Alarmed by the number of automotive recalls left uncompleted by owners, NHTSA (National Highway Traffic Safety Association) is funding a pilot program to notify Maryland owners of vehicles with an outstanding recall at the time they register their car or truck. The 2-year experiment will begin in 2018, according to a story in The Baltimore Sun.
On average, only about two-thirds of all recalled vehicles receive the needed free repairs. The reason for the remaining one-third to go unresolved includes some drivers never being notified, either because the notices went unopened, or the carmaker involved couldn’t locate them.
Expected to cover all the costs of the pilot program in Maryland, the $220,000 grant provides for alerting owners to recalls specific to their vehicles both when registering a car for the first time or renewing their registrations. A recall notice will also accompany any registration-renewal reminders the state sends owners. The program will apply to leased vehicles as well, according to The Baltimore Sun.

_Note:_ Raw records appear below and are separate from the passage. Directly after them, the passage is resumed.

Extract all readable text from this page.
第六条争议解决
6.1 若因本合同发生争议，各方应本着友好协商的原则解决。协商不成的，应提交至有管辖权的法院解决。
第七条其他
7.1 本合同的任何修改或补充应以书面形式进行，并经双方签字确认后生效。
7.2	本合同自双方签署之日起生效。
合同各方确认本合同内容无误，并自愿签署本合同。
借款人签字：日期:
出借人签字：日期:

Shining a light on the recall noncompliance issue is the huge Takata airbag recall involving as many as one-third of all registered vehicles. As of June, more than 65 percent of the 46.2 million affected by that recall remained unrepaired.
Part of the $305 billion 2015 U.S. Department of Transportation budget, the trial program is open to as many as six states. To date, Maryland is the only state to accept the funds and initiate the program.